Sementara itu, Bakin lebih memantau dan menganalisis masalah secara nasional. Paling tidak tiap sidang kabinet paripurna tutup tahun, Kepala Bakin selalu diberi tugas oleh Presiden untuk memaparkan perkiraan keadaan tahun berikutnya.
Lembaga yang pernah disegani itu (bahkan buat sebagian orang dirasakan angker) kini tinggal sejarah. Itulah Badan Intelijen Strategis (Bais) ABRI. Namanya kini adalah Badan Intelijen ABRI (BIA). Sosoknya lebih ramping dan anggotanya menciut, dibandingkan dengan Bais. "Sesuai dengan kebutuhan zaman, keadaan sekarang membuat Bais tak lagi dibutuhkan sebesar ini," kata seorang pejabat tinggi ketika menanggapi rencana perubahan saat itu.
Yang lebih penting, peringkat garis Komando lembaga intelijen militer ini akan diturunkan. BIA nanti tak lagi berada di bawah komando Panglima ABRI, seperti halnya sekarang yang dikepalai panglima ABRI. Kepala BIA dijabat secara ex officio oleh Assintel Kasum ABRI. Dengan demikian, BIA tak akan menjadi lembaga tersendiri yang dengan mudah mempunyai gapaian ke mana-mana.
Perubahan ini telah direncanakan sejak Feisal Tanjung menjadi Panglima ABRI, seusai Sidang Umum MPR Maret 1993. Mabes ABRI membentuk sebuah tim untuk menggodok perubahan ini. Malah (menurut seorang perwira tinggi Bais) soal ini sudah terpikirkan sejak beberapa tahun sebelumnya. Perubahan sosok Bais ini diarahkan supaya lebih berdaya guna. "Tapi, dengan berubahnya struktur organisasi dan menciutnya jumlah anggota, tak mengartikan organisasi ini semakin tidak penting," ujarnya lebih lanjut.
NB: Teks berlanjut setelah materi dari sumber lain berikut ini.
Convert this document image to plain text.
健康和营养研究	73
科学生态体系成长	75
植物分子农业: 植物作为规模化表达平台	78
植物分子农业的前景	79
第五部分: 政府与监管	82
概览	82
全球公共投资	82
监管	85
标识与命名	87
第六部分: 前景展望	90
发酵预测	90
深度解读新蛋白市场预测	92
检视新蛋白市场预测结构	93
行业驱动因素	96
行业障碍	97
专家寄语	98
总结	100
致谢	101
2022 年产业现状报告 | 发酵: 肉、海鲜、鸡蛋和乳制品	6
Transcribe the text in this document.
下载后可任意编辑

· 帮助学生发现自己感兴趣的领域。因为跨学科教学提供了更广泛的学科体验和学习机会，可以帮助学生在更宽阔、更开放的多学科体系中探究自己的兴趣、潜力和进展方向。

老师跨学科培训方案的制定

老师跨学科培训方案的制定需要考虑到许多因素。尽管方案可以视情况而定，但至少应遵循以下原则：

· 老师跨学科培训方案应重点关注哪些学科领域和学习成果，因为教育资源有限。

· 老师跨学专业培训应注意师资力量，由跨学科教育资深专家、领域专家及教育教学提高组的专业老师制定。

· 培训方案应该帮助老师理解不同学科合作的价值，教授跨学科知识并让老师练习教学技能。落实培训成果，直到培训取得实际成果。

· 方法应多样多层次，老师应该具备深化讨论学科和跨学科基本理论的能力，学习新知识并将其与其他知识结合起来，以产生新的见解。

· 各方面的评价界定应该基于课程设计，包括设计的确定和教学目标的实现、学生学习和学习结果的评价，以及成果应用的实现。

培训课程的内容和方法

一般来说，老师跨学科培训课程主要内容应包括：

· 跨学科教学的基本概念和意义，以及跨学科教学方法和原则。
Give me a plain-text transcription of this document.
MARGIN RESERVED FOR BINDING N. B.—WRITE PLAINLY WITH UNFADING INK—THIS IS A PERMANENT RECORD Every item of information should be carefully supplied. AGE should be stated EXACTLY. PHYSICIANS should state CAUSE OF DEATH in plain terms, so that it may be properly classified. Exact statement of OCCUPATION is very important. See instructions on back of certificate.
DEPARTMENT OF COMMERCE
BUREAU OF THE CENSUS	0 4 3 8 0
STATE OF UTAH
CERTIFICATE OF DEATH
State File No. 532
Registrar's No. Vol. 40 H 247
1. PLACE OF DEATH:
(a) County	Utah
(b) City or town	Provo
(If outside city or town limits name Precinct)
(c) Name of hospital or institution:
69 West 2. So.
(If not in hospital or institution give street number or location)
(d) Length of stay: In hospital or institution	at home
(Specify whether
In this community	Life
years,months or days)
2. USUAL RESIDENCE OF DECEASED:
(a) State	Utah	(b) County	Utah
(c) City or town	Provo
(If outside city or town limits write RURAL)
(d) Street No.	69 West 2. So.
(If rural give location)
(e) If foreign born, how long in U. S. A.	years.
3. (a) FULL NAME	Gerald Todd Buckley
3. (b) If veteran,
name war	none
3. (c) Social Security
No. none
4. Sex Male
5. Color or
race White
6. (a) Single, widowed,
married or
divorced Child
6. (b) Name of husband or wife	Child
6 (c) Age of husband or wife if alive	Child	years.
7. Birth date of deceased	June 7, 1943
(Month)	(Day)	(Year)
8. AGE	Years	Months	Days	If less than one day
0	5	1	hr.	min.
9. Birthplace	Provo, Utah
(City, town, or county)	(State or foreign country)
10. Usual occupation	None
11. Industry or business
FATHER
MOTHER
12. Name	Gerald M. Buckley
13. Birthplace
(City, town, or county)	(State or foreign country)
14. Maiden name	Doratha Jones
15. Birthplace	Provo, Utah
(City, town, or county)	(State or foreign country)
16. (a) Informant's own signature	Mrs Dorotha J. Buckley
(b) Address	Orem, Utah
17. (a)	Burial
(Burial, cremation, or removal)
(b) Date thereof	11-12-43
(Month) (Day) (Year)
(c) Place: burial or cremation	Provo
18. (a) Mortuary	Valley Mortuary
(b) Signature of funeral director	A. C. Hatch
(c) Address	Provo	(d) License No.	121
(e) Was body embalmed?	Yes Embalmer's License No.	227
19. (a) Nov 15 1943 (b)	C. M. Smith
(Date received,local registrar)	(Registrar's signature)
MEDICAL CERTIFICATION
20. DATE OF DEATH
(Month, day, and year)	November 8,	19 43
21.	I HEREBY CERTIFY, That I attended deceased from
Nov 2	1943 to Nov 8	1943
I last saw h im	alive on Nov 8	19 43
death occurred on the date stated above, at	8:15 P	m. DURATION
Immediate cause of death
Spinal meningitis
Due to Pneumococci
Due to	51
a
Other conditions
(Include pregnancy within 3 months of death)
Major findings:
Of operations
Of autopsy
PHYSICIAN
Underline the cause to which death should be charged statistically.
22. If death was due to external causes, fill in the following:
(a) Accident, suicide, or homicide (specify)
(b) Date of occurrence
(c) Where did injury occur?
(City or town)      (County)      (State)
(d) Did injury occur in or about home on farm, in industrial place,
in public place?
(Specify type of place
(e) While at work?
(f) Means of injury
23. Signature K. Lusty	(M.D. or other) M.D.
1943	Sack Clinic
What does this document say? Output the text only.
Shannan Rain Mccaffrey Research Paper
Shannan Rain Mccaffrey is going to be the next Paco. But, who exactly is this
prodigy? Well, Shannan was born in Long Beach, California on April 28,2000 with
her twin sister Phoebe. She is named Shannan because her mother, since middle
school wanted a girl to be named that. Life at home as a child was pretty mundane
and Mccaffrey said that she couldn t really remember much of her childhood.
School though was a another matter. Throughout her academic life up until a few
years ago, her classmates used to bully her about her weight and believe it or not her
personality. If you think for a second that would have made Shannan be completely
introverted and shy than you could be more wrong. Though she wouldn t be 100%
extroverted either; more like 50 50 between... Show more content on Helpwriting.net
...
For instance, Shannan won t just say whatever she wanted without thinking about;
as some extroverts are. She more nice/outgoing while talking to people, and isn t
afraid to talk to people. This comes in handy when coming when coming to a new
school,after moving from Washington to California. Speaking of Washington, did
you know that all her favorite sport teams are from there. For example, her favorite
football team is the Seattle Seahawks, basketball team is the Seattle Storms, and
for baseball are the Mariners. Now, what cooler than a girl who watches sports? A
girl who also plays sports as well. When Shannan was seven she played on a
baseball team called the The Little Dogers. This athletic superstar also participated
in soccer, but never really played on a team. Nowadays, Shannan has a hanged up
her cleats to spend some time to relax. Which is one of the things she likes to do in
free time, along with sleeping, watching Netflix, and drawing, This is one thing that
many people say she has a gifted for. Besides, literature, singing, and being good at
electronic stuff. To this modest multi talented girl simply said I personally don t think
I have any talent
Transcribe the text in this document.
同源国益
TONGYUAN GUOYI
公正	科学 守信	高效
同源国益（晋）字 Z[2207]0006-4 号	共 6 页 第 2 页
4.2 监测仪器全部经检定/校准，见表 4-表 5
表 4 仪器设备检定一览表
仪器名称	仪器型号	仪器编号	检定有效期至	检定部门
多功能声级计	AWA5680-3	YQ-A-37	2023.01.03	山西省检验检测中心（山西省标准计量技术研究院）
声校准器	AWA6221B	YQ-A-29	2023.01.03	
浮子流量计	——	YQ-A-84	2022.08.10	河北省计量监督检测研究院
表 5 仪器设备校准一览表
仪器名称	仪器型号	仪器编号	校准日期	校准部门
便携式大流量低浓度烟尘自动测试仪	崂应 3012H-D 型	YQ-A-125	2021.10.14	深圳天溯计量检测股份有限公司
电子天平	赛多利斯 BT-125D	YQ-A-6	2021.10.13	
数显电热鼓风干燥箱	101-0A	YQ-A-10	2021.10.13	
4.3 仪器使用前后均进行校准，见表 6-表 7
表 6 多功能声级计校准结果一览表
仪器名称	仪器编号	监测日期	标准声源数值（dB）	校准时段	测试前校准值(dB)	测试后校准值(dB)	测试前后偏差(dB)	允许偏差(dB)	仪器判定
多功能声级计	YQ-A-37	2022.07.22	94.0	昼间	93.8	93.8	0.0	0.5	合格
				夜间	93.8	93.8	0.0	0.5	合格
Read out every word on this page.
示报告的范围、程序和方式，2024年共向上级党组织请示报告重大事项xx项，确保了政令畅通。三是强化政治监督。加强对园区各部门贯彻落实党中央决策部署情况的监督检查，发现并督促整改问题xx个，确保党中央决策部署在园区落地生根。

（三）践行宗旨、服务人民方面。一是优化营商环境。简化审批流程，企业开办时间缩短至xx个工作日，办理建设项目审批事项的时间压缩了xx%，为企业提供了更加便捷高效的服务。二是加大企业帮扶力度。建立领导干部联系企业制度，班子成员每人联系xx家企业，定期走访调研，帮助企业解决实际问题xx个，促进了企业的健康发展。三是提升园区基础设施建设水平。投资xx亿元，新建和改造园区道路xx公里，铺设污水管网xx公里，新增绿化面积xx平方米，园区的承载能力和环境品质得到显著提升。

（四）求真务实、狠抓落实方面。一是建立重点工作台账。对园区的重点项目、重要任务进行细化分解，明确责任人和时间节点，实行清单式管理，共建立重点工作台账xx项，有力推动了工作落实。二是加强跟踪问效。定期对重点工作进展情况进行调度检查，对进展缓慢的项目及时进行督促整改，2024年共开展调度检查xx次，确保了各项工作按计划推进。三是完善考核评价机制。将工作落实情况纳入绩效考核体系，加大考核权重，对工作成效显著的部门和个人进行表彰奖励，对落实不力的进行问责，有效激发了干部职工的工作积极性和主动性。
Perubahan ini tampaknya seiring dengan perkembangan zaman yang tak lagi menuntut aparat keamanan, khususnya mereka yang bergerak di bidang intelijen militer, untuk bertindak "setel kencang". Sekarang, katanya lagi, dengan isu demokratisasi dan hak azasi, mau tak mau aparat keamanan dituntut bertindak lebih "setel kendor". Artinya BIA tampaknya nanti hanya diharapkan berperan sebatas memberi saran bagi tindakan pencegahan terhadap gangguan kemantaban politik, ekonomi dan sosial.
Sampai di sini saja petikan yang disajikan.